“As marionetas falam comigo e eu falo com elas. Não consigo fazer uma única voz se não tiver uma marioneta calçada”, diz à agência Lusa o marionetista, de 61 anos, diretor da companhia Maurioneta, de Reguengos de Monsaraz (Évora).
A propósito do Dia Mundial da Marioneta, que se comemora esta terça-feira, Maurício conta que tem uma relação especial com os seus “bonecos”, que o transportam para o mundo da fantasia.
“Há uma certa cumplicidade. Elas falam umas para as outras, eu esqueço-me completamente que sou eu que lá estou. Portanto, é uma cumplicidade, uma amizade, um amor que se tem por elas, é como se fosse um filho”, afirma.
Ao longo dos quase 30 anos como marionetista, o antigo professor do 1.º ciclo, reformado, já colecionou mais de 100 exemplares, que estão agora expostos na vila medieval de Monsaraz, no concelho de Reguengos de Monsaraz.

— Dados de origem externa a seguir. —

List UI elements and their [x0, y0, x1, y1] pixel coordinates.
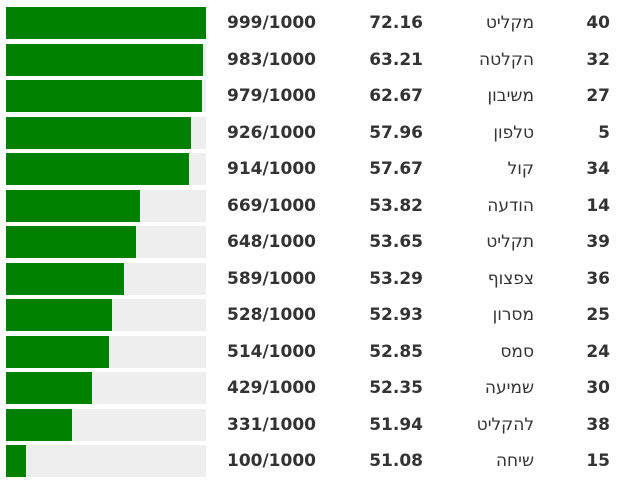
table-row: 669/1000 53.82 הודעה 14 [0, 188, 628, 224]
rating-bar [6, 116, 192, 149]
rank: 39 [586, 232, 610, 252]
table-row: 528/1000 52.93 מסרון 25 [0, 297, 628, 333]
rating-track [6, 299, 206, 331]
rating-label: 979/1000 [226, 86, 316, 106]
rating-bar [6, 372, 92, 404]
score: 72.16 [369, 13, 423, 33]
rating-label: 926/1000 [226, 122, 316, 143]
score: 52.93 [369, 305, 423, 325]
word: טלפון [493, 122, 534, 143]
rank: 24 [586, 341, 610, 362]
rank: 15 [586, 451, 610, 471]
table-row: 979/1000 62.67 משיבון 27 [0, 78, 628, 114]
score: 62.67 [369, 86, 423, 106]
score: 53.29 [369, 268, 423, 289]
rating-track [6, 408, 206, 441]
table-row: 514/1000 52.85 סמס 24 [0, 334, 628, 370]
rating-track [6, 445, 206, 477]
rank: 14 [586, 195, 610, 216]
table-row: 914/1000 57.67 קול 34 [0, 151, 628, 187]
score: 57.96 [369, 122, 423, 143]
rank: 34 [586, 159, 610, 179]
score: 52.35 [369, 378, 423, 398]
word: מסרון [492, 305, 534, 325]
score: 51.08 [369, 451, 423, 471]
word: מקליט [485, 13, 534, 33]
rating-track [6, 116, 206, 149]
rating-bar [6, 7, 206, 39]
rating-track [6, 189, 206, 222]
rank: 25 [586, 305, 610, 325]
word: משיבון [487, 86, 534, 106]
word: הודעה [487, 195, 534, 216]
score: 51.94 [369, 414, 423, 435]
rating-track [6, 80, 206, 112]
rating-bar [6, 262, 124, 295]
rank: 38 [586, 414, 610, 435]
rating-label: 669/1000 [226, 195, 316, 216]
rating-label: 528/1000 [226, 305, 316, 325]
score: 53.82 [369, 195, 423, 216]
rating-label: 589/1000 [226, 268, 316, 289]
table-row: 100/1000 51.08 שיחה 15 [0, 443, 628, 479]
table-row: 983/1000 63.21 הקלטה 32 [0, 42, 628, 78]
word: שיחה [495, 451, 534, 471]
table-row: 999/1000 72.16 מקליט 40 [0, 5, 628, 41]
word: צפצוף [487, 268, 534, 289]
score: 53.65 [369, 232, 423, 252]
rating-bar [6, 408, 73, 441]
rank: 30 [586, 378, 610, 398]
word: קול [507, 159, 534, 179]
rank: 32 [586, 49, 610, 70]
rating-bar [6, 43, 203, 76]
table-row: 926/1000 57.96 טלפון 5 [0, 115, 628, 151]
word: הקלטה [479, 49, 534, 70]
rating-track [6, 372, 206, 404]
word: להקליט [476, 414, 534, 435]
rating-bar [6, 80, 202, 112]
table-row: 331/1000 51.94 להקליט 38 [0, 407, 628, 443]
rating-label: 983/1000 [226, 49, 316, 70]
rating-label: 999/1000 [226, 13, 316, 33]
word: סמס [500, 341, 534, 362]
rating-label: 429/1000 [226, 378, 316, 398]
score: 57.67 [369, 159, 423, 179]
rating-track [6, 43, 206, 76]
rating-bar [6, 226, 136, 258]
rating-bar [6, 189, 140, 222]
table-row: 589/1000 53.29 צפצוף 36 [0, 261, 628, 297]
rating-label: 100/1000 [226, 451, 316, 471]
rating-label: 331/1000 [226, 414, 316, 435]
rank: 40 [586, 13, 610, 33]
rating-bar [6, 335, 109, 368]
rating-label: 514/1000 [226, 341, 316, 362]
rating-track [6, 335, 206, 368]
score: 63.21 [369, 49, 423, 70]
rating-label: 648/1000 [226, 232, 316, 252]
rank: 27 [586, 86, 610, 106]
score: 52.85 [369, 341, 423, 362]
rating-track [6, 153, 206, 185]
table-row: 429/1000 52.35 שמיעה 30 [0, 370, 628, 406]
rank: 5 [598, 122, 610, 143]
table-row: 648/1000 53.65 תקליט 39 [0, 224, 628, 260]
rating-track [6, 7, 206, 39]
word: שמיעה [484, 378, 534, 398]
word: תקליט [486, 232, 534, 252]
rank: 36 [586, 268, 610, 289]
rating-bar [6, 445, 26, 477]
rating-bar [6, 299, 112, 331]
rating-track [6, 262, 206, 295]
rating-label: 914/1000 [226, 159, 316, 179]
rating-track [6, 226, 206, 258]
rating-bar [6, 153, 189, 185]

A coleção pode ser visitada na Igreja de Santiago, até ao final deste mês, e convida a apreciar marionetas que Maurício faz para os próprios espetáculos e outras de 10 países espalhados pelo mundo, que adquiriu diretamente ou através de amigos.
Além de títeres tradicionais de Portugal, como robertos e bonecos de Santo Aleixo, a sua “família” inclui marionetas da Indonésia, Myanmar (antiga Birmânia), Índia, Polónia, França, Inglaterra, México, República Checa e Argentina.
“Tenho de variadíssimos locais, dos mais representativos em termos de marionetas”, afiança, sem dar a coleção por terminada porque ainda quer exemplares de “outros países de referência, como a Turquia”.
Feitos em diferentes materiais, como madeira ou couro, os “bonecos” são manipulados de diversas formas, consoante o país. Maurício Rebocho tem de fios, de varão, de luva e, os mais raros, de sombras, provenientes da ilha indonésia de Java.
“As marionetas mais raras são as da Indonésia, se bem que as da Birmânia também [são]. Para arranjar a primeira da Indonésia, andei mais de 20 anos à procura”, relata, realçando que os títeres desse país, tais como os da antiga Birmânia, são “muito caros”.
Recordando que as marionetas “nasceram” para “contar histórias” e “ passar mensagens”, apesar do clima de brincadeira, Maurício considera os “bonecos” desempenham um importante papel, muitas vezes desprezado.
“Hoje utiliza-se depreciativamente o termo ‘fantoche’ ou ‘fantochada’, como sendo uma coisa qualquer. Mas não era uma coisa qualquer, era a única forma que se tinha de dizer verdades”, argumenta.
Atualmente, há também “muita gente que se substitui ao marionetista e pensa que está a fazer bem”, mas trata-se de uma arte que requer “muitos anos de aprendizagem e de ensaio”, não bastando “colocar-se detrás de um pórtico e contar uma história e mexer um ‘boneco’”.
“É mais do que isso, é dar-lhes vida e dar-lhes vida é fazer crer ao espetador que aquilo é um ‘bonequinho’ real”, assegura.
Sem conseguir explicar a “magia” que o mundo das marionetas encerra, Maurício diz que esta “surge como se viesse do nada e cresce”, como uma “bola de neve”.
“E a seguir não nos conseguimos desligar”, acrescenta, frisando que os “bonecos” permitem sonhar: “Quando colocamos uma marioneta, e se quisermos interiorizar um personagem, voamos até ao inimaginável”.